One basic ingredient for this to be possible is for the organisations to have a well-designed safety knowledge management system that captures safety-related information, and codify them so that they can be retrieved when necessary. Once retrieved it is then important for these past information to be adapted by the users for application… this process can be modelled based on the case-based reasoning process, which basically emulate how humans recall past experiences and reuse them in new situations.

I did some work in this area, but only at preliminary prototype stage. We developed a conceptual framework that enables incident cases and past risk assessment to be reused during new risk assessment. Hopefully there will be opportunities to implement them in actual situations.

For those interested see this book for an introduction to case-based reasoning: Applying Case-Based Reasoning: Techniques for Enterprise Systems (The Morgan Kaufmann Series in Artificial Intelligence)

Singapore Flyer Stopped 3 Times Before

Friday, January 2nd, 2009

Straits Times reported that the Singapore Flyer (a larger version of the London Eye) which stopped about 3 weeks ago, had similar incidents before. The previous incidents were relatively minor as compare to the Dec 23 08 incident, where 173 passengers were stuck in the wheel for more than 6 hours.

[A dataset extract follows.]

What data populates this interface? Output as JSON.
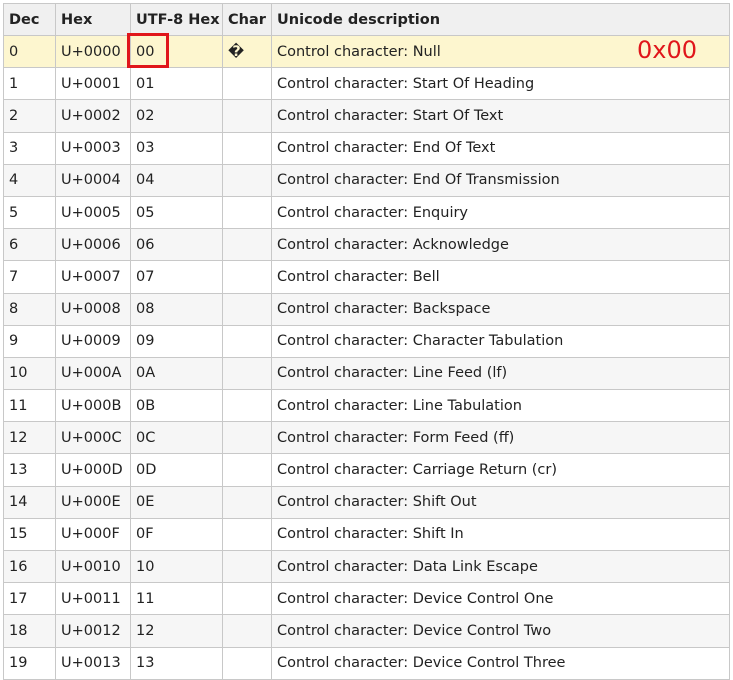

Incidents like this would have similar organisational factors and cultural issues as in Columbia Space Shuttle incident (see my last post). Being one of the major tourist attractions of Singapore and the fact that there are lots of media and public attention on the flyer, it is not surprising that the organisation is under pressure to push the flyer to function as plan… I hope the on-going inquiry will look into these organisational and cultural issues.